The UK's telephone network was originally set up piecemeal by private companies operating in separate areas, who gradually merged into a handful of separate companies by the late 19th century. These were eventually brought under the unified control of the the government's General Post Office (GPO), allowing a consistent unified service across the country.
When General Post Office ceased to be a government department and became a government owned company at the end of the 1960s, becoming simply 'The Post Office', BT was reorganised as a subdivision of the company, known as Post Office Telecommunications. This allowed a more dynamic approach to services and features were upgraded - for example to allow national and international dialling without the need to speak to an operator.
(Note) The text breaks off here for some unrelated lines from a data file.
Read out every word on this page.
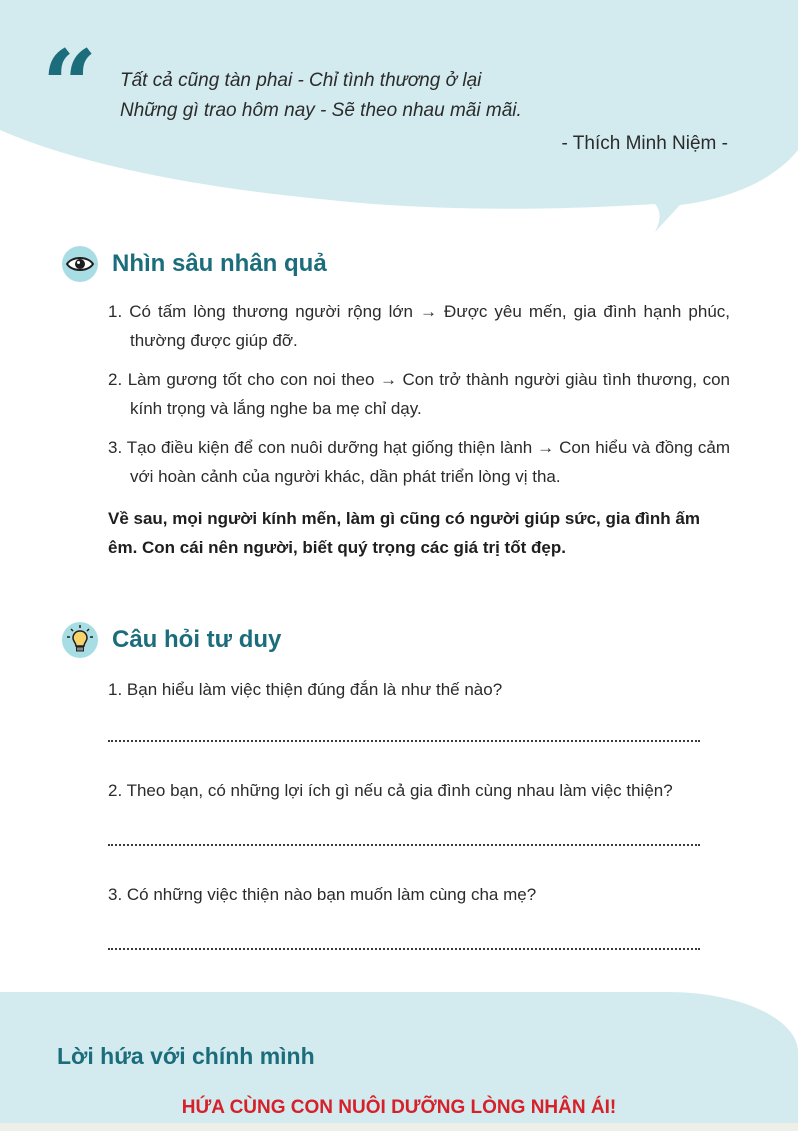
“ Tất cả cũng tàn phai - Chỉ tình thương ở lại
Những gì trao hôm nay - Sẽ theo nhau mãi mãi.
- Thích Minh Niệm -
Nhìn sâu nhân quả
1. Có tấm lòng thương người rộng lớn → Được yêu mến, gia đình hạnh phúc, thường được giúp đỡ.
2. Làm gương tốt cho con noi theo → Con trở thành người giàu tình thương, con kính trọng và lắng nghe ba mẹ chỉ dạy.
3. Tạo điều kiện để con nuôi dưỡng hạt giống thiện lành → Con hiểu và đồng cảm với hoàn cảnh của người khác, dần phát triển lòng vị tha.
Về sau, mọi người kính mến, làm gì cũng có người giúp sức, gia đình ấm êm. Con cái nên người, biết quý trọng các giá trị tốt đẹp.
Câu hỏi tư duy
1. Bạn hiểu làm việc thiện đúng đắn là như thế nào?
2. Theo bạn, có những lợi ích gì nếu cả gia đình cùng nhau làm việc thiện?
3. Có những việc thiện nào bạn muốn làm cùng cha mẹ?
Lời hứa với chính mình
HỨA CÙNG CON NUÔI DƯỠNG LÒNG NHÂN ÁI!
This reorganisation made the division more appropriate for divestment as a separate company entirely, and, combined with the costs of upgrading and the delays connecting an increasing number of customers, BT became one of the biggest examples of the privatisation of nationalised industries in the 1980s. Half of the British government's shares were sold to the public in 1984, with the rest being divested in the early 1990s, creating one of the world's largest telecommunications companies.
Throughout the 1990s, BT took part in takeovers of and alliances with other telecommunications companies, which allowed it access to overseas markets and enabling it to offer a range of commercial communications services. Since becoming a private company, BT had also offered mobile telecommunications via its subsidiary Cellnet, which was renamed BT Cellnet in the 1990s.
This was later divested to provide the company with more capital to invest in other services, becoming O2 in 2001. In addition, BT sold off its telephone directory division, The Yellow Pages, which became a separate company, known as the Yell Group. BT later reintroduced its own mobile phone and telephone directory services, under the brands 'BT Mobile' and 'The Phone Book' respectively.
In the 2000s, BT has continued international acquisitions, and the company's overseas business now accounts for over 1/3 of its total revenue. BT has now transformed from a phone company into a general communications and media company. As well as purchasing on line retailer Dabs.com in 2006, the company's acquisitions have made it a leader in network solutions and communications consultancy, as well as its traditional network service areas.
Because BT initially had a UK monopoly over telecommunications, they were prohibited from using their network to offer television services to allow the growth of independent cable companies at the time. However, by the 2000s, there was healthy competition in the pay TV industry, and this 'television ban' was lifted.
The result of this has been the launch of BT Vision, which is an integrated solution that works with a BT telephone line to provide services. Ordinary TV channels are received by a set top box that works in the same way as a Freeview recorder unit. However, the box is also connected to a BT line, which is used to deliver further channels and optional pay per view movies, programmes, music and sports events.